Noting my single mother lifestyle, you may have already guessed this about me.
But I never really thought about it using these terms until today, when I read this singlemommyhood.com post about the right time to move in together. For many of my fellow readers, the right time is: After The Wedding. For some, clearly, a ring equals commitment. No ring? No commitment.
Ultimately, that's what the whole conversation boiled down to: commitment. And that is what it should boil down to, in my opinion, especially with children involved. But I simply can't agree with the assertion that marriage is the only way to get that commitment.
And so we're back to my point: I don't believe in the sanctity of marriage.
There are two reasons for this, the first being fairly obvious: I am not a religious person, and it is therefore impossible for me to view marriage as a holy union. The second reason goes along with the first. Without the God factor, marriage is a union of a man and a woman (at least until we get off our asses and legalize same-sex marriage), plus a piece of paper filed with the state.
That piece of paper, some would argue, makes the relationship more secure; more final.
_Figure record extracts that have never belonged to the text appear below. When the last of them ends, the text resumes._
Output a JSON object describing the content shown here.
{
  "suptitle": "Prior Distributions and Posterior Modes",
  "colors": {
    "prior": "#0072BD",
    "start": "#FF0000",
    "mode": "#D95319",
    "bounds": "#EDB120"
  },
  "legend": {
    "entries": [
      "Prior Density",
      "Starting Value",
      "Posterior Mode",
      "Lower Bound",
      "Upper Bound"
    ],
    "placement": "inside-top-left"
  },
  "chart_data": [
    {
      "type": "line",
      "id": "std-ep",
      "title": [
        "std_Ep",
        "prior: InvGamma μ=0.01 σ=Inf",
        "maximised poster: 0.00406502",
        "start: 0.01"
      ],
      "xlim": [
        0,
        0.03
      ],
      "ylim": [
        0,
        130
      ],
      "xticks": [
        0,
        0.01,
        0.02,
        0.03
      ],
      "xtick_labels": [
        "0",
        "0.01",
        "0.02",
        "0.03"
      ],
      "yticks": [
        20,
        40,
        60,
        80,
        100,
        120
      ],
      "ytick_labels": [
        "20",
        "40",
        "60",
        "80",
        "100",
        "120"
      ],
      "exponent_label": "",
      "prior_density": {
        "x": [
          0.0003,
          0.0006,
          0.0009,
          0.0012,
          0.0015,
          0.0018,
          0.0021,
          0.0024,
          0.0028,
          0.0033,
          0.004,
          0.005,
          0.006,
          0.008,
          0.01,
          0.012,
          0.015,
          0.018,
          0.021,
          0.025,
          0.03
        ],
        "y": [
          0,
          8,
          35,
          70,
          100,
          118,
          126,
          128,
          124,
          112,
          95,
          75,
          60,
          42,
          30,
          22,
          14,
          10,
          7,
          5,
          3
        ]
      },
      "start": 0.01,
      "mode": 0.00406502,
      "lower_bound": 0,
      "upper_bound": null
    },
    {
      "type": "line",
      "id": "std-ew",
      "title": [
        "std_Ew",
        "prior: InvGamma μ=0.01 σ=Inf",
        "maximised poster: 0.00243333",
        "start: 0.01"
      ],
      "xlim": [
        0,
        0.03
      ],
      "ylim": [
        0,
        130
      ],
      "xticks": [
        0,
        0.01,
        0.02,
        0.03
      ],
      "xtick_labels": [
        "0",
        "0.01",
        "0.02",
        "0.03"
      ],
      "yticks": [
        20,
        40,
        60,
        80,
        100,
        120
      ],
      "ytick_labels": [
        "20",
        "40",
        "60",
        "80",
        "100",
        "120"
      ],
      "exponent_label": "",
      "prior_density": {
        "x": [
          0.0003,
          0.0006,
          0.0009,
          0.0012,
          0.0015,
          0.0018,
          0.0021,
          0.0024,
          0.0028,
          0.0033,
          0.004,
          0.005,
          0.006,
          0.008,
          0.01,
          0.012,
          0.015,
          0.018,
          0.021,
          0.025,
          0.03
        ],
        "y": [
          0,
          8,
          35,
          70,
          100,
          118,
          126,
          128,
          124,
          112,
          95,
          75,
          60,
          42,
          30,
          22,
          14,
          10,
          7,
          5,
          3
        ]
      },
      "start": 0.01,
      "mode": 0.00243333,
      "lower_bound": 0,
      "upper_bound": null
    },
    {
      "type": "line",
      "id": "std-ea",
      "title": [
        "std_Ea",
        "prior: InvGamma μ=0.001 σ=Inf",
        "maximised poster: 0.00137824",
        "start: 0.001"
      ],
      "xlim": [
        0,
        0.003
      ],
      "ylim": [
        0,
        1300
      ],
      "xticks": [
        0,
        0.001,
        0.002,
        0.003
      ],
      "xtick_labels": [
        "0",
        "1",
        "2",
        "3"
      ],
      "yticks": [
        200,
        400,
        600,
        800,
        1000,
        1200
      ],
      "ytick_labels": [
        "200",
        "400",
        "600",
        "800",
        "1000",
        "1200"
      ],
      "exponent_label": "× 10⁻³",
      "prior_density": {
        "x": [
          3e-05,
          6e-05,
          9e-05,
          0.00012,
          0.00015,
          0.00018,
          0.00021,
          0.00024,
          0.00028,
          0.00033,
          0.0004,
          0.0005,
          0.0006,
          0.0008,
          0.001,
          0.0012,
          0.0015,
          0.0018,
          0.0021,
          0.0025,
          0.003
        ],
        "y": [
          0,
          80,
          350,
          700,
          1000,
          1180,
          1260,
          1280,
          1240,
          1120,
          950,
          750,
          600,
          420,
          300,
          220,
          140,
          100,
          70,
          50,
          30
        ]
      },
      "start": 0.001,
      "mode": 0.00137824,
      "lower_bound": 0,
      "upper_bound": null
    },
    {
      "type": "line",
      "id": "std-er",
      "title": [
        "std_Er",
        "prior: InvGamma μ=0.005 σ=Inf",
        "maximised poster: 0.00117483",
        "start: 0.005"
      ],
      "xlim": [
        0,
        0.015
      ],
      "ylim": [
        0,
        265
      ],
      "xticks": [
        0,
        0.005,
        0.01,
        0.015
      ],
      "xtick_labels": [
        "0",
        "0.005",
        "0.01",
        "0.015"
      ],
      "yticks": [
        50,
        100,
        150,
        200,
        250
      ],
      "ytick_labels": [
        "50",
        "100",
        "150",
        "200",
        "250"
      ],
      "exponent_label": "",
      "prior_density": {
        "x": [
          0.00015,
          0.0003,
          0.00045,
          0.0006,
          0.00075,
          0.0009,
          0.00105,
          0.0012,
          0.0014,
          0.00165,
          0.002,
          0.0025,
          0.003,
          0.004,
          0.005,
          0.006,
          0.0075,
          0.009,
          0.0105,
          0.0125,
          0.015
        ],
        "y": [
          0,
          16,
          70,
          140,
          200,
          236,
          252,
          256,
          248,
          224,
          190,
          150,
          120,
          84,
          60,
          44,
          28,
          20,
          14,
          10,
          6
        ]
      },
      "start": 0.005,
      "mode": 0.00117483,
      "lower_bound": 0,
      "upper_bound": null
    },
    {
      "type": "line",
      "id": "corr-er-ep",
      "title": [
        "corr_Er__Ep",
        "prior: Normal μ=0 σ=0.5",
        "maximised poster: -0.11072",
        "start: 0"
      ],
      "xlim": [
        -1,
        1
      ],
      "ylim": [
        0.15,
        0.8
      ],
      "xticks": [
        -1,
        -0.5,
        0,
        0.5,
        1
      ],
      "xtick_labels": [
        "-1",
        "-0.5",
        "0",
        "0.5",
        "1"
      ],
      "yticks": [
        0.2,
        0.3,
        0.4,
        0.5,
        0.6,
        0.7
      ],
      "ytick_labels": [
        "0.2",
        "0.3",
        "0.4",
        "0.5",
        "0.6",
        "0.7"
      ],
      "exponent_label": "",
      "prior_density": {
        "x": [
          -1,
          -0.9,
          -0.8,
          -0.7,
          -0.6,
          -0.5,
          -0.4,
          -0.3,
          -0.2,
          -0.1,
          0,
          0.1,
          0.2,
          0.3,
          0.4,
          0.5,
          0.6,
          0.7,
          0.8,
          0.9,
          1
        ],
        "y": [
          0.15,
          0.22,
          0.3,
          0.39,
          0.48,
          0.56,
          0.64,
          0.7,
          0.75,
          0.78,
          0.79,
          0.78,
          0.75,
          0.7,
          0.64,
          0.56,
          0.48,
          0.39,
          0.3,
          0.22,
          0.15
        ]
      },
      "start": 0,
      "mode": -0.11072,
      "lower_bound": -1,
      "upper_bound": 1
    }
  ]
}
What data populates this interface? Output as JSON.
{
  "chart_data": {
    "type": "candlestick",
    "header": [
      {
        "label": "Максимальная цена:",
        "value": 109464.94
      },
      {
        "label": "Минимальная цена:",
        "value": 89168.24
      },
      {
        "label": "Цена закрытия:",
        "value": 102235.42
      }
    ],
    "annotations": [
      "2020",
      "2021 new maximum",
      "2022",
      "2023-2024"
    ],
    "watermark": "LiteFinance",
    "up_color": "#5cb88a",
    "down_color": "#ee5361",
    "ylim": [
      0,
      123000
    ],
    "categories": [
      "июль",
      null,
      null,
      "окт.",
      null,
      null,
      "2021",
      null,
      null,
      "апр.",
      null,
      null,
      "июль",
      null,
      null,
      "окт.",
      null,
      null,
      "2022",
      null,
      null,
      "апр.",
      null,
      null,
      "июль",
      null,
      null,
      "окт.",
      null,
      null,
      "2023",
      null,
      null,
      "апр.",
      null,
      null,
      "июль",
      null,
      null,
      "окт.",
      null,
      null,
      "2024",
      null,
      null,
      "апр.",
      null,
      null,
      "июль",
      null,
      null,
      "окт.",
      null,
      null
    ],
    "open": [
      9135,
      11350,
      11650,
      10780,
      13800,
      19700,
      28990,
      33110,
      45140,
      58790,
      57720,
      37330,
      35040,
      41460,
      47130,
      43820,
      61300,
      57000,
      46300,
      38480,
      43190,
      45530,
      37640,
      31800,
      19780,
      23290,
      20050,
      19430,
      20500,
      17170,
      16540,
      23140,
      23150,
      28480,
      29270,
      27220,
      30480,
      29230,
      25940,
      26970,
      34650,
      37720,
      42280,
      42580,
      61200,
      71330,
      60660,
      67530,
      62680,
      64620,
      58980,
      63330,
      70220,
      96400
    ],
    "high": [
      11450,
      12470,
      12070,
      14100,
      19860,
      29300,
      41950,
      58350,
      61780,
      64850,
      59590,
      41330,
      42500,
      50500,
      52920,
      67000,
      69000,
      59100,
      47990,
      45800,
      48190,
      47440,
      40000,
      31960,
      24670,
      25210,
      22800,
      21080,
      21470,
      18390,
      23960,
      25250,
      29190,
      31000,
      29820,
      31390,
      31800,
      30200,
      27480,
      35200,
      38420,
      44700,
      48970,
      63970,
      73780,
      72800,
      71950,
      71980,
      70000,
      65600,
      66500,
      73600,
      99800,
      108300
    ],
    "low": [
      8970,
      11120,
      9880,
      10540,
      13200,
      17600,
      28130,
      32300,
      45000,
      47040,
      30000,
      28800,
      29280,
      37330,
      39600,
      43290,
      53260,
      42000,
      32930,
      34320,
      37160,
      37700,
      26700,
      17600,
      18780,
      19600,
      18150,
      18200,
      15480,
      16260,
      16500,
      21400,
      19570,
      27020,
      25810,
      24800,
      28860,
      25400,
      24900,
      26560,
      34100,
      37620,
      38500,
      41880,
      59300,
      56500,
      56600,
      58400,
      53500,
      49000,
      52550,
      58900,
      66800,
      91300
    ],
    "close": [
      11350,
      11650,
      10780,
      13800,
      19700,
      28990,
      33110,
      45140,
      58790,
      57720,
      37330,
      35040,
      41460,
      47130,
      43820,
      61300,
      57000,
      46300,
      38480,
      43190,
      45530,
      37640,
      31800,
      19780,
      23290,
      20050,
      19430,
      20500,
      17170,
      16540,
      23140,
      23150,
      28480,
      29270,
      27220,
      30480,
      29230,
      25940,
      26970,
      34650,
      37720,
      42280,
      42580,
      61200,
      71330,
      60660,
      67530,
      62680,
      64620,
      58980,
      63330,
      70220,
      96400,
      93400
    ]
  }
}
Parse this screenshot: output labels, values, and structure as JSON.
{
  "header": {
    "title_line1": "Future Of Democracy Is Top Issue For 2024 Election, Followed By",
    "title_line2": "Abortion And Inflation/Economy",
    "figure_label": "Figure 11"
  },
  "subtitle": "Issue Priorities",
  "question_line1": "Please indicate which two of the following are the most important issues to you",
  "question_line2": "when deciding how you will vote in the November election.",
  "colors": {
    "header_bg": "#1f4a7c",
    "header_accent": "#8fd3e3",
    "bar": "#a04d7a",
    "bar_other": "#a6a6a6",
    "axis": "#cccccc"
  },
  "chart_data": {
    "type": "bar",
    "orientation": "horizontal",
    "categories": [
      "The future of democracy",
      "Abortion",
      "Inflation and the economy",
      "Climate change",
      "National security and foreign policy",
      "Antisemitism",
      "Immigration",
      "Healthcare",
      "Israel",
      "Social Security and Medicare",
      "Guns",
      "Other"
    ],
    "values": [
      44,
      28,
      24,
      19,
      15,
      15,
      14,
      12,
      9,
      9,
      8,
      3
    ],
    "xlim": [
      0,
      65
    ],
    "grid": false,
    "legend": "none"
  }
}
But does it, really? The divorce rate in this country would beg to differ.
But it makes you feel different, doesn't it? Marriage. I'll admit, I felt different after marrying my (now ex) husband - and we lived together for five years before getting married. But I didn't feel different upon filing the marriage certificate. I felt that way because I'd gone through the ceremony of publicly proclaiming my union. I could have had the marriage ceremony without filing that piece of paper. Would I have been any less married? Other than in a legal sense? Is the legality of the union what defines my relationship?
Now, lest you think I'm just a bitter divorcee, I am not saying I don't believe in marriage. I might even get married again someday. I just don't believe in its sanctity. Is a married couple's relationship stronger than a committed-but-not-married couple's relationship? More traditional, certainly; but more committed, more sacred? I'm not prepared to go that far.
So I'll say it one last time: I don't believe in the sanctity of marriage. I do, however, believe in the sanctity of relationships; of committed, monogamous love. Marriage certificate optional.